Mit anderen Worten: Tausende der heute noch rund 99 700 Praxen in Deutschland könnten in den kommenden Jahren schließen. Weil sich keine Nachfolger finden, wenn deren Inhaber in den Ruhestand treten. Oder wenn Niedergelassene aus Frust aufgeben und in Festanstellungen wechseln.

Praxis in Not“ und „Praxenkollaps“: Protestaktionen der Ärzteschaft

„Immer mehr Ärztinnen und Ärzte, Psychotherapeutinnen und Psychotherapeuten sowie Praxismitarbeitende resignieren und flüchten aus dem System“, stellte die Kassenärztliche Bundesvereinigung (KBV) fest. Deutschland drohe ein „Praxenkollaps“. Ganz ähnlich klingen die Warnungen des Virchowbunds, der unter dem Motto „Praxis in Not“ auch in diesem Jahr wieder zu Demonstrationen aufgerufen hat. Viele Patienten unterstützen die Aktionen ihrer Haus- und Fachärzte. Sie sind zutiefst besorgt, dass Praxen in ihrer vertrauten Umgebung aufgeben müssen. Da ist sehr viel Druck auf dem Kessel.
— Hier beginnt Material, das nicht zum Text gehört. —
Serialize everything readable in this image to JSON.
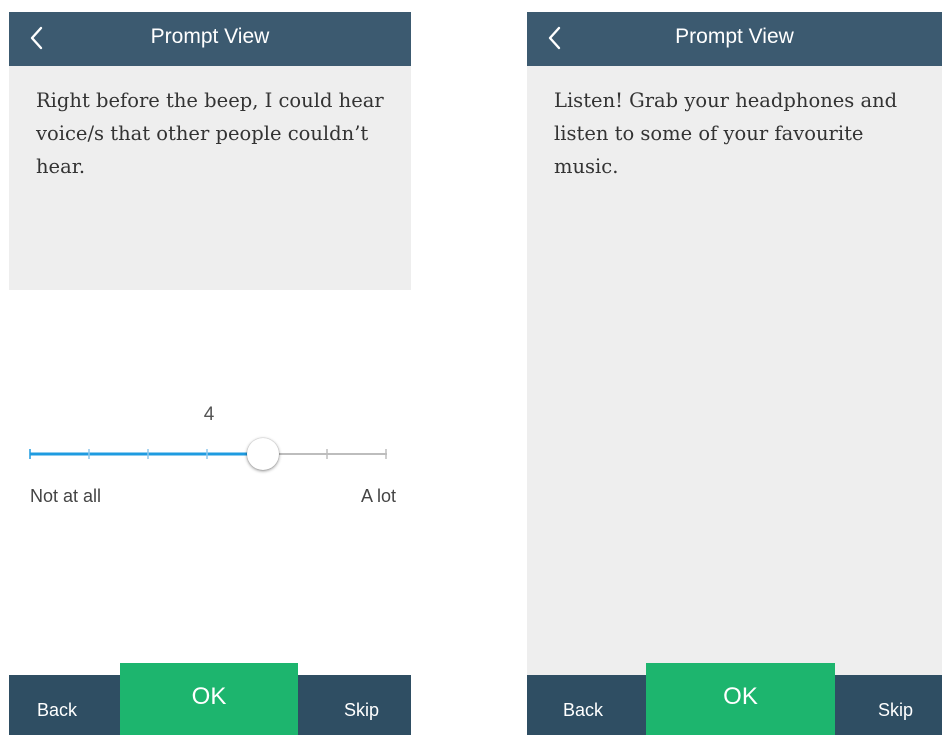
{
  "screens": [
    {
      "header": {
        "title": "Prompt View"
      },
      "prompt": {
        "text": "Right before the beep, I could hear voice/s that other people couldn’t hear."
      },
      "slider": {
        "value": "4",
        "min_label": "Not at all",
        "max_label": "A lot",
        "position_fraction": 0.65
      },
      "bottom": {
        "back_label": "Back",
        "ok_label": "OK",
        "skip_label": "Skip"
      }
    },
    {
      "header": {
        "title": "Prompt View"
      },
      "prompt": {
        "text": "Listen! Grab your headphones and listen to some of your favourite music."
      },
      "bottom": {
        "back_label": "Back",
        "ok_label": "OK",
        "skip_label": "Skip"
      }
    }
  ],
  "colors": {
    "header": "#3c5a70",
    "bottom_bar": "#2f4e63",
    "ok_button": "#1db56e",
    "slider_active": "#1e9be0",
    "slider_inactive": "#bdbdbd",
    "prompt_background": "#eeeeee"
  },
  "icons": {
    "header_back": "chevron-left-icon"
  }
}
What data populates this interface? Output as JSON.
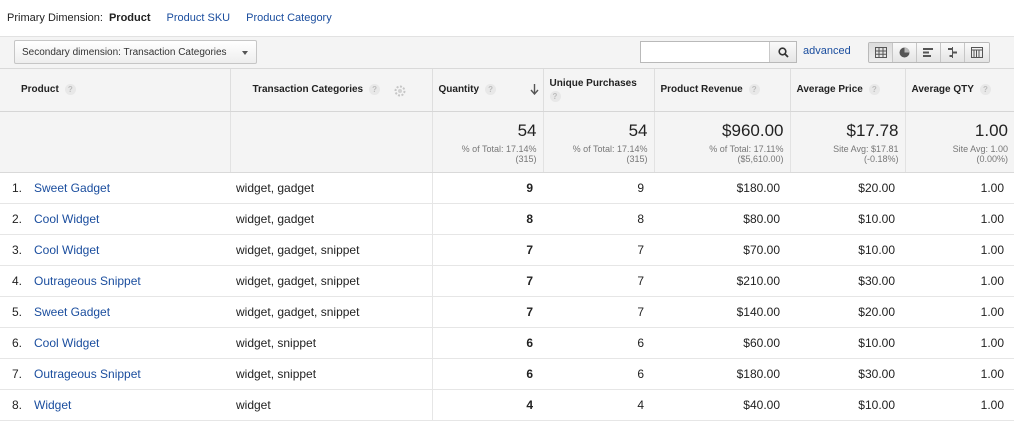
{
  "primary": {
    "label": "Primary Dimension:",
    "active": "Product",
    "links": [
      "Product SKU",
      "Product Category"
    ]
  },
  "toolbar": {
    "secondary_dimension": "Secondary dimension: Transaction Categories",
    "search_value": "",
    "advanced": "advanced",
    "view_icons": [
      "table-view-icon",
      "pie-chart-view-icon",
      "performance-view-icon",
      "comparison-view-icon",
      "pivot-view-icon"
    ]
  },
  "columns": {
    "product": "Product",
    "categories": "Transaction Categories",
    "quantity": "Quantity",
    "unique_purchases": "Unique Purchases",
    "revenue": "Product Revenue",
    "avg_price": "Average Price",
    "avg_qty": "Average QTY"
  },
  "totals": {
    "quantity": {
      "value": "54",
      "line1": "% of Total: 17.14%",
      "line2": "(315)"
    },
    "unique_purchases": {
      "value": "54",
      "line1": "% of Total: 17.14%",
      "line2": "(315)"
    },
    "revenue": {
      "value": "$960.00",
      "line1": "% of Total: 17.11%",
      "line2": "($5,610.00)"
    },
    "avg_price": {
      "value": "$17.78",
      "line1": "Site Avg: $17.81",
      "line2": "(-0.18%)"
    },
    "avg_qty": {
      "value": "1.00",
      "line1": "Site Avg: 1.00",
      "line2": "(0.00%)"
    }
  },
  "rows": [
    {
      "num": "1.",
      "product": "Sweet Gadget",
      "categories": "widget, gadget",
      "quantity": "9",
      "unique": "9",
      "revenue": "$180.00",
      "avg_price": "$20.00",
      "avg_qty": "1.00"
    },
    {
      "num": "2.",
      "product": "Cool Widget",
      "categories": "widget, gadget",
      "quantity": "8",
      "unique": "8",
      "revenue": "$80.00",
      "avg_price": "$10.00",
      "avg_qty": "1.00"
    },
    {
      "num": "3.",
      "product": "Cool Widget",
      "categories": "widget, gadget, snippet",
      "quantity": "7",
      "unique": "7",
      "revenue": "$70.00",
      "avg_price": "$10.00",
      "avg_qty": "1.00"
    },
    {
      "num": "4.",
      "product": "Outrageous Snippet",
      "categories": "widget, gadget, snippet",
      "quantity": "7",
      "unique": "7",
      "revenue": "$210.00",
      "avg_price": "$30.00",
      "avg_qty": "1.00"
    },
    {
      "num": "5.",
      "product": "Sweet Gadget",
      "categories": "widget, gadget, snippet",
      "quantity": "7",
      "unique": "7",
      "revenue": "$140.00",
      "avg_price": "$20.00",
      "avg_qty": "1.00"
    },
    {
      "num": "6.",
      "product": "Cool Widget",
      "categories": "widget, snippet",
      "quantity": "6",
      "unique": "6",
      "revenue": "$60.00",
      "avg_price": "$10.00",
      "avg_qty": "1.00"
    },
    {
      "num": "7.",
      "product": "Outrageous Snippet",
      "categories": "widget, snippet",
      "quantity": "6",
      "unique": "6",
      "revenue": "$180.00",
      "avg_price": "$30.00",
      "avg_qty": "1.00"
    },
    {
      "num": "8.",
      "product": "Widget",
      "categories": "widget",
      "quantity": "4",
      "unique": "4",
      "revenue": "$40.00",
      "avg_price": "$10.00",
      "avg_qty": "1.00"
    }
  ]
}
Die Hauptgründe: Die Arbeitsbedingungen und die Verdienstmöglichkeiten in den Praxen sind in den vergangenen Jahren immer unattraktiver geworden. Das ambulante System wird infolge des Kostendrucks, der von den Kassen der Gesetzlichen Krankenversicherung (GKV) ausgeht, seit Jahren nahezu kaputtgespart. Seit mehr als 30 Jahren zwingen Politik und Kassen die Arztpraxen zu Sparmaßnahmen. Zudem fehlt es massiv an medizinischem Fachpersonal. Und obendrein ist der Bürokratieaufwand für die Praxen immer größer geworden. Rund 60 Tage im Jahr ist laut KBV jede Arzt- und Psychotherapeutenpraxis mit der Erfüllung kassenbürokratischer Auflagen beschäftigt. Zeit, die entweder von der Betreuung der Patientinnen und Patienten oder von der eigenen Freizeit abgezogen werden muss.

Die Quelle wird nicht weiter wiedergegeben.